O presidente Luiz Inácio Lula da Silva tem um cartão corporativo, um avião quase novo para viajar pelo vasto mundo e uma versão própria do Fundo Monetário Internacional (FMI), muito mais amigável do que o original e também muito útil politicamente. A maioria de seus colegas latino-americanos deve ter motivos, portanto, para invejá-lo. O FMI para uso interno tem sede em Brasília. É o Banco Central (BC), órgão responsável pelo combate à inflação e pelo uso dos instrumentos de controle monetário, incluída a taxa básica de juros. Quando os juros sobem, empresários, políticos de várias tendências, analistas de política econômica, sindicalistas, membros do MST e grupos estudantis podem espinafrar o presidente da instituição, Henrique Meirelles, ou o Comitê de Política Monetária (Copom). Quando convém, como ocorre com freqüência, o chefe de governo pode participar desse grande coro de censura.
O presidente Lula valeu-se dessa possibilidade, na quinta-feira, durante um comício - ou melhor, cerimônia do Programa de Aceleração do Crescimento (PAC), em Belo Horizonte. Exibindo um colar cervical prescrito por um médico, o presidente atribuiu seu torcicolo a várias causas, incluindo na lista o aumento de juros anunciado no dia anterior pelo Copom. Não foi além desse comentário, mas provocou risos e aplausos e integrou-se, com muita facilidade, no grupo dos insatisfeitos com o novo endurecimento da política monetária.

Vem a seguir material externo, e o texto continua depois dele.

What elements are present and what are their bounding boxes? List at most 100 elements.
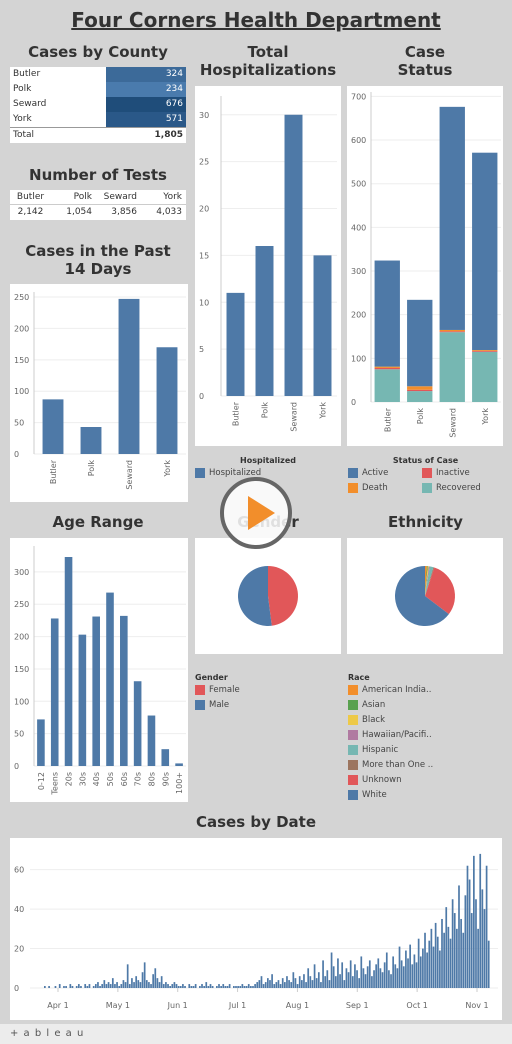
legend-item[interactable]: Hawaiian/Pacifi..: [348, 727, 503, 742]
legend-label: Female: [209, 684, 240, 695]
pie-slice: [425, 566, 430, 596]
bar: [284, 114, 303, 396]
bar: [199, 986, 201, 988]
legend-item[interactable]: Active: [348, 465, 422, 480]
x-tick-label: 40s: [92, 772, 101, 786]
bar: [483, 909, 486, 988]
legend-swatch: [348, 467, 358, 478]
legend-swatch: [422, 482, 432, 493]
bar: [262, 984, 265, 988]
bar: [330, 952, 333, 988]
bar-segment: [407, 391, 433, 402]
county-label: Polk: [10, 82, 106, 97]
bar: [71, 986, 74, 988]
bar: [258, 980, 261, 988]
bar: [439, 950, 441, 988]
legend-item[interactable]: Hispanic: [348, 742, 503, 757]
legend-item[interactable]: Death: [348, 480, 422, 495]
bar: [317, 972, 320, 988]
bar: [415, 962, 418, 988]
bar: [101, 984, 104, 988]
bar: [434, 922, 437, 988]
play-button[interactable]: [220, 477, 292, 549]
cases-by-date-chart: 0 20 40 60 Apr 1 May 1 Jun 1 Jul 1 Aug 1 Sep 1 Oct…: [10, 838, 502, 1020]
legend-item[interactable]: Unknown: [348, 772, 503, 787]
bar: [417, 938, 420, 988]
bar: [309, 976, 312, 988]
bar: [283, 982, 286, 988]
legend-item[interactable]: Male: [195, 697, 341, 712]
bar: [75, 986, 78, 988]
y-tick-label: 100: [14, 387, 29, 396]
bar: [311, 980, 314, 988]
legend-swatch: [348, 482, 358, 493]
bar: [326, 970, 329, 988]
bar: [430, 928, 433, 988]
bar: [190, 986, 193, 988]
x-tick-label: Apr 1: [47, 1001, 68, 1010]
bar: [65, 986, 67, 988]
bar: [424, 932, 426, 988]
x-tick-label: 70s: [134, 772, 143, 786]
legend-item[interactable]: Female: [195, 682, 341, 697]
legend-item[interactable]: Recovered: [422, 480, 496, 495]
bar: [281, 978, 284, 988]
x-tick-label: Sep 1: [346, 1001, 369, 1010]
bar: [428, 940, 431, 988]
bar: [135, 976, 138, 988]
legend-item[interactable]: Asian: [348, 697, 503, 712]
legend-swatch: [348, 714, 358, 725]
bar-segment: [472, 351, 498, 402]
bar: [109, 984, 112, 988]
legend-item[interactable]: Black: [348, 712, 503, 727]
tests-value: 2,142: [17, 207, 44, 217]
bar: [298, 976, 301, 988]
y-tick-label: 0: [14, 450, 19, 459]
bar: [69, 984, 72, 988]
bar: [383, 962, 386, 988]
bar: [150, 984, 152, 988]
x-tick-label: Polk: [87, 460, 96, 477]
bar-segment: [439, 106, 465, 330]
y-tick-label: 20: [14, 945, 24, 954]
x-tick-label: York: [319, 402, 328, 420]
bar: [345, 968, 348, 988]
bar: [479, 853, 482, 988]
bar: [84, 984, 87, 988]
bar: [118, 986, 121, 988]
y-tick-label: 150: [14, 356, 29, 365]
legend-item[interactable]: American India..: [348, 682, 503, 697]
bar: [379, 968, 382, 988]
x-tick-label: Oct 1: [406, 1001, 427, 1010]
bar: [106, 592, 114, 766]
legend-label: Unknown: [362, 774, 402, 785]
bar: [296, 984, 299, 988]
x-tick-label: Jun 1: [167, 1001, 188, 1010]
bar: [466, 865, 469, 988]
legend-swatch: [195, 699, 205, 710]
legend-item[interactable]: More than One ..: [348, 757, 503, 772]
bar: [107, 982, 110, 988]
bar: [385, 952, 388, 988]
bar: [334, 976, 337, 988]
bar: [145, 980, 148, 988]
pie-slice: [425, 567, 435, 596]
legend-swatch: [348, 789, 358, 800]
x-tick-label: York: [163, 460, 172, 478]
tableau-logo[interactable]: + a b l e a u: [10, 1028, 85, 1039]
legend-swatch: [348, 729, 358, 740]
bar: [243, 986, 246, 988]
bar: [443, 932, 445, 988]
x-tick-label: 0-12: [37, 772, 46, 790]
bar: [241, 984, 244, 988]
gender-pie-chart: [195, 538, 341, 654]
legend-item[interactable]: Inactive: [422, 465, 496, 480]
bar: [120, 984, 123, 988]
bar: [271, 974, 273, 988]
bar: [226, 986, 229, 988]
bar-segment: [374, 366, 400, 368]
bar: [152, 974, 155, 988]
legend-item[interactable]: Hospitalized: [195, 465, 341, 480]
x-tick-label: 50s: [106, 772, 115, 786]
legend-item[interactable]: White: [348, 787, 503, 802]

Noutros tempos, governantes brasileiros apontavam o dedo para o FMI, quando submetiam o País a políticas monetárias e fiscais severas. A culpa era do Fundo. As autoridades não tinham escolha, porque eram forçadas a recorrer ao financiamento da mais detestada instituição multilateral. Os ministros da Fazenda, então com autoridade sobre o BC, podiam estar convencidos do acerto da política de ajuste, mas não precisavam assumir a responsabilidade da escolha. Os presidentes podiam alegar a mesma inocência. Era o padrão de comportamento da maioria dos governantes, quando tinham de adotar medidas penosas de estabilização.
O caso do presidente Lula, hoje, é parecido, mas com uma adaptação importante. O Executivo simplesmente se exime de tomar as medidas fiscais necessárias ao equilíbrio macroeconômico. Deixa todo o trabalho para o BC. Este responde elevando os juros e torna-se o alvo dos protestos. O presidente da República assume a posição mais cômoda e, quando o berreiro é grande, também aponta o dedo para quem decidiu o arrocho monetário.
O BC, nesse aspecto, é bem melhor do que o Fundo, porque em geral apanha sem protestar, carrega sozinho o peso político do ajuste e acaba entregando a mercadoria prometida - ou, pelo menos, tem conseguido entregá-la até agora. O presidente Lula valoriza esse pormenor. Aprendeu a importância política e social de manter a inflação controlada e - ainda melhor - tem faturado sem custo os ganhos dessa façanha.
A situação é especialmente confortável num ano de eleições, como este. Há algumas semanas, o presidente mostrou-se preocupado com o rápido crescimento do crédito e do consumo. Seu ministro da Fazenda, Guido Mantega, chegou a falar sobre a adoção de medidas para restringir a expansão do financiamento aos consumidores. Mas alguém, no Palácio do Planalto, deve ter percebido o possível custo político de uma iniciativa desse tipo. O ministro foi obrigado a desmentir-se.
O presidente, no entanto, continuou o jogo e deu a impressão, dias depois, de julgar inevitável e necessária uma nova alta dos juros. Também essa intenção foi por ele desmentida, em pouco tempo, mas o recado não se perdeu. O Executivo reconhece a intensificação de pressões inflacionárias derivadas não só do mercado internacional de commodities, mas também da demanda interna muito aquecida. Mas não julga desejável controlar o gasto público.
O trabalho ficou, mais uma vez, na total dependência do Copom. Os custos, também. O presidente, embora tenha dado a impressão de desagrado, não se estendeu na censura. Manteve o compromisso informal de respeito à autonomia operacional do BC. Também esta é a atitude mais confortável. Se interferisse na política monetária, assumiria o custo político das decisões e do possível fracasso, no caso de as medidas não darem certo. Mas pode sempre partilhar do bônus do sucesso.